The group specializes in crop farming and trading, seed production, livestock breeding, milk and sugar production, meat processing, and the distribution of agricultural machinery, fertilizers, and crop protection products. As of February 2022, the infrastructure figures remained consistent, reaffirming its large-scale integrated model.

UkrLandFarming was listed among the Top 20 most successful investors in Ukraine by InVenture and manages over 470,000 hectares across 22 regions, exporting to more than 40 countries worldwide.

In 2018, UkrLandFarming PLC was recognized as one of the top employers in Ukraine's agricultural sector. The company was listed among the top three agricultural employers in a ranking compiled by Focus.ua, informed by a Korn Ferry survey.

Additionally, UkrLandFarming was acknowledged for its resilience and continued operations despite financial challenges. In 2018, the company maintained full production and expanded its export focus. Notably, it made its first egg deliveries to Hong Kong in 2018.

As of 2022, the group reported that approximately 400 companies operate under the UkrLandFarming PLC brand.

In January 2014, Cargill acquired a 5% stake in UkrLandFarming PLC for $200 million, valuing the company at approximately $4 billion.

=== AvangardCo IPL ===

AvangardCo IPL, the largest subsidiary of UkrLandFarming PLC, is one of Ukraine's largest agro-industrial companies and among the world's leading egg producers. Founded in 2003 with its headquarters in Kyiv, the company is vertically integrated, covering the full production cycle — from feed mills, hatcheries, pullet-rearing and laying hen farms, and two full-cycle poultry complexes to long-term storage facilities, the Imperovo Foods egg processing plant, and a biogas facility. AvangardCo maintains one of Europe's largest laying hen populations and operates modern facilities across Ukraine, adhering to strict biosecurity protocols and high product quality standards. Domestically, it distributes products through supermarket chains, retail stores, wholesale buyers, and industrial clients, including under the “Kvochka” brand. Internationally, it is the largest Ukrainian exporter of eggs and dried egg products, supplying over 40 countries across the EU, Middle East, Africa, and Asia. In 2007, the company was incorporated in Cyprus as Ultrainvest Limited and re-registered in 2009 as AvangardCo Investments Public Limited. In 2010, it listed 22.5% of its shares on the London Stock Exchange via Global Depositary Receipts valued at $208 million. It was delisted in November 2023, at which time UkrLandFarming retained a 77.5% ownership stake. Oleg Bakhmatiuk, the company's founder, serves as chairman of the board.

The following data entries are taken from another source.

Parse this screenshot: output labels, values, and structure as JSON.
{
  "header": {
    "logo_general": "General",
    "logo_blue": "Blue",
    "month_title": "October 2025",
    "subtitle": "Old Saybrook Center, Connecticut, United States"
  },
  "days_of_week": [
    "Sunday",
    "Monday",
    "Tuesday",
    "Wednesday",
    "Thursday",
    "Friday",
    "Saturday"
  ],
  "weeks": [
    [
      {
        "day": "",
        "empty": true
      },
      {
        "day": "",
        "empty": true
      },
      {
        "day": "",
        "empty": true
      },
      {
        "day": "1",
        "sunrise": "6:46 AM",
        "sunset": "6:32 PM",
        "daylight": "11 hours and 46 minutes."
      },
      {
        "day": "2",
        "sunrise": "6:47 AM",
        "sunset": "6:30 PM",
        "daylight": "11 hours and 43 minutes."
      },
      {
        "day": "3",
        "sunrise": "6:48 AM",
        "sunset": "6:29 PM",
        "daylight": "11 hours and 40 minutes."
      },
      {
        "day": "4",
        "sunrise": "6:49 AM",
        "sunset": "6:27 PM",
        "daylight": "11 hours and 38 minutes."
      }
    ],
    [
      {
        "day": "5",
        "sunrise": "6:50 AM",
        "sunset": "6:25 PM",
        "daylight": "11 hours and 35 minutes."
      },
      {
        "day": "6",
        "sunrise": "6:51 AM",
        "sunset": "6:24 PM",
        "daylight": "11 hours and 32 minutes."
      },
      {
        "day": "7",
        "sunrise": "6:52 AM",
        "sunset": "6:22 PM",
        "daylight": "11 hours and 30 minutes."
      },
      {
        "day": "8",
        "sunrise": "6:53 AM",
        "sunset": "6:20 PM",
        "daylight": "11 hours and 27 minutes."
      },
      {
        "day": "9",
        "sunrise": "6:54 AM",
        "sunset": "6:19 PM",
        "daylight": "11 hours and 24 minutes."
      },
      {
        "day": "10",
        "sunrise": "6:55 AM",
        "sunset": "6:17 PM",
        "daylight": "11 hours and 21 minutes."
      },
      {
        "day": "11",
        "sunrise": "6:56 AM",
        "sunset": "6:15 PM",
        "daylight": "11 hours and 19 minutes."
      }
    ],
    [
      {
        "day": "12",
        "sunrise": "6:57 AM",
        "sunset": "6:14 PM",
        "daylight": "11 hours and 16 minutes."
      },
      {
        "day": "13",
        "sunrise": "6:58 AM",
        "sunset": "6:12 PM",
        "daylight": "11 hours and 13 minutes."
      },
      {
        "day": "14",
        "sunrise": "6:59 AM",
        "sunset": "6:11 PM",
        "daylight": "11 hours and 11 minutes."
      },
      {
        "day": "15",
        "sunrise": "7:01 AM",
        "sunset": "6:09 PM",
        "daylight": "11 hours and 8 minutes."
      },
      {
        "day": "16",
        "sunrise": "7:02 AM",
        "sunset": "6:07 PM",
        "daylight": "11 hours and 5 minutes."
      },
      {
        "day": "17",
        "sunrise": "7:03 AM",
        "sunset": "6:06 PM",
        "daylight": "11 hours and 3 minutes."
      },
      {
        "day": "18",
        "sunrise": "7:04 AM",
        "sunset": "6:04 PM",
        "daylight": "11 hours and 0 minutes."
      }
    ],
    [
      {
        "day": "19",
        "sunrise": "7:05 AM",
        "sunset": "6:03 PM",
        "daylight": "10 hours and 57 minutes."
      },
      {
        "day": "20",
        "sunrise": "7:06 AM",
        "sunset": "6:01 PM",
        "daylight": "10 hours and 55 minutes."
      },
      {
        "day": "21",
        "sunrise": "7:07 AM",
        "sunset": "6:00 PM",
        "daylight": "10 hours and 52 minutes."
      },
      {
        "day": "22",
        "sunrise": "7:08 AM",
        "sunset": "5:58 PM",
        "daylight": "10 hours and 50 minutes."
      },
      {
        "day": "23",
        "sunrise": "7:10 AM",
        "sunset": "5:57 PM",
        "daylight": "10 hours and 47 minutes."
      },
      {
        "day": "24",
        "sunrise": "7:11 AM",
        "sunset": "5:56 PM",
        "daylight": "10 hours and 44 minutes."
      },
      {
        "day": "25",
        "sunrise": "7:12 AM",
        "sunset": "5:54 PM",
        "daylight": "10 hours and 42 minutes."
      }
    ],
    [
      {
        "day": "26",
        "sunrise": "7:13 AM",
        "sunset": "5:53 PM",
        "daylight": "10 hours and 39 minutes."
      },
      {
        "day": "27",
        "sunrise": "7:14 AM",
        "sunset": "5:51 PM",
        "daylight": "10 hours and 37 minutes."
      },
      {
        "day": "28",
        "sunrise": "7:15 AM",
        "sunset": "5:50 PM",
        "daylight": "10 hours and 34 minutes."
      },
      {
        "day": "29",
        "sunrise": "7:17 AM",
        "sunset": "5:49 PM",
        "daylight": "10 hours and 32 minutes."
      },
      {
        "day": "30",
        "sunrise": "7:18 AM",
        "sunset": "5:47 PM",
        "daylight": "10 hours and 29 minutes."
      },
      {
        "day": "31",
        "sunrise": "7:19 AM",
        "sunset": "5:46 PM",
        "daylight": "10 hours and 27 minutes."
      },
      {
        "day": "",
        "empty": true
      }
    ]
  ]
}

In February 2018, the Avis poultry complex, part of Avangard agroholding, received official EU approval to export Class A table eggs.

== Asset Losses Due to War ==

Between 2014 and 2015, Bakhmatiuk's businesses experienced major losses due to the annexation of Crimea and the war in Donetsk and Luhansk regions.

In 2022, the Chornobaivka Poultry Farm, the largest in Europe and part of Avangard, was destroyed by Russian forces. Estimated losses reached UAH 12 billion ($330 million).

Bakhmatiuk is preparing to file a lawsuit against the Russian Federation to recover over $1 billion in damages related to these losses.